In [1]:
import os
import zipfile
import pandas as pd
from sklearn.model_selection import train_test_split
from sklearn.ensemble import RandomForestClassifier
from sklearn.metrics import accuracy_score

In [2]:
# Load dataset
dataset_zip = os.path.join("data", "dataset.zip")
with zipfile.ZipFile(dataset_zip, 'r') as zip:
    zip.extractall("data")

csv_path = os.path.join("data", "gender-classifier-DFE-791531.csv")
df = pd.read_csv(csv_path, sep=",", encoding="ISO-8859-1")
print(f"Dataset size: {df.shape[0]} rows")
print(f"Columns: {list(df.columns)}")
#print(df.head())

Dataset size: 20050 rows
Columns: ['_unit_id', '_golden', '_unit_state', '_trusted_judgments', '_last_judgment_at', 'gender', 'gender:confidence', 'profile_yn', 'profile_yn:confidence', 'created', 'description', 'fav_number', 'gender_gold', 'link_color', 'name', 'profile_yn_gold', 'profileimage', 'retweet_count', 'sidebar_color', 'text', 'tweet_coord', 'tweet_count', 'tweet_created', 'tweet_id', 'tweet_location', 'user_timezone']


In [3]:
# Split dataset for test and train sets
df = df.dropna(subset=["fav_number", "tweet_count", "retweet_count", "gender", "name", "description"])
df = df[df.gender.isin(["male", "female"])]

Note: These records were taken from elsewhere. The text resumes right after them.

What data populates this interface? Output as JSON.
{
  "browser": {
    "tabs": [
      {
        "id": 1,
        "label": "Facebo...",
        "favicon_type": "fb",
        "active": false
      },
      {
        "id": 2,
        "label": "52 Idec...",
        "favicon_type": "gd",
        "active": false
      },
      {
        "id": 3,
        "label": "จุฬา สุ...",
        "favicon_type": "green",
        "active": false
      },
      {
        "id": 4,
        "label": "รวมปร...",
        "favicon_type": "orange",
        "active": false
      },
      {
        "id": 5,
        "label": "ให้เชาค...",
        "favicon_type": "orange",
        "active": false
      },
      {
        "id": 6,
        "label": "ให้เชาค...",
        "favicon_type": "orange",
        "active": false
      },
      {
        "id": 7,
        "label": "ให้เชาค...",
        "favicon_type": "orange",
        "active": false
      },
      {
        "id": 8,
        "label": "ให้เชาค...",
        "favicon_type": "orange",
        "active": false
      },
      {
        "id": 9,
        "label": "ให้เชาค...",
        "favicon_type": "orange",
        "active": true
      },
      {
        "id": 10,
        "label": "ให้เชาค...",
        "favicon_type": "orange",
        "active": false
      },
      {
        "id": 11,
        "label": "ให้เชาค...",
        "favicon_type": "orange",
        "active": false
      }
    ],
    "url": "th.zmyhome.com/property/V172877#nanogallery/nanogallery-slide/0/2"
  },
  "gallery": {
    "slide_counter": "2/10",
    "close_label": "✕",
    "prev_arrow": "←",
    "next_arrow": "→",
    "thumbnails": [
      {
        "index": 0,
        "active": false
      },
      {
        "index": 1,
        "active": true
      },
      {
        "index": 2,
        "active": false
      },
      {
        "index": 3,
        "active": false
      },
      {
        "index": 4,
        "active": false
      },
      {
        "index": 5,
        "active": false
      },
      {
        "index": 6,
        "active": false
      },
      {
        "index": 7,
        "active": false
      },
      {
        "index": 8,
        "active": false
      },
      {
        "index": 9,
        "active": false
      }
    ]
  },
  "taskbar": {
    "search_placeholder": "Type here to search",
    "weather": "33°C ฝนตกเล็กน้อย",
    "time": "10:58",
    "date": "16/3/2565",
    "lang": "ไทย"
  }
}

df["name_len"] = df["name"].str.len()
df["desc_len"] = df["description"].str.len()
df = df.drop(["name", "description"], axis=1)

train_df, test_df = train_test_split(df)
train_x = train_df[["fav_number", "retweet_count", "tweet_count"]]
test_x = test_df[["fav_number", "retweet_count", "tweet_count"]]
train_y = train_df["gender"].astype("category")
test_y = test_df["gender"].astype("category")

print(f"Training data rows: {train_df.shape[0]}")
print(f"Test data rows: {test_df.shape[0]}")

Training data rows: 8395
Test data rows: 2799


In [4]:
# Train model
model = RandomForestClassifier()
model.fit(train_x, train_y)
prediction = model.predict(test_x)
print(prediction)
acc = accuracy_score(test_y, prediction)
print(f"Accuracy: {acc:.2f}")

['female' 'female' 'female' ... 'female' 'female' 'female']
Accuracy: 0.55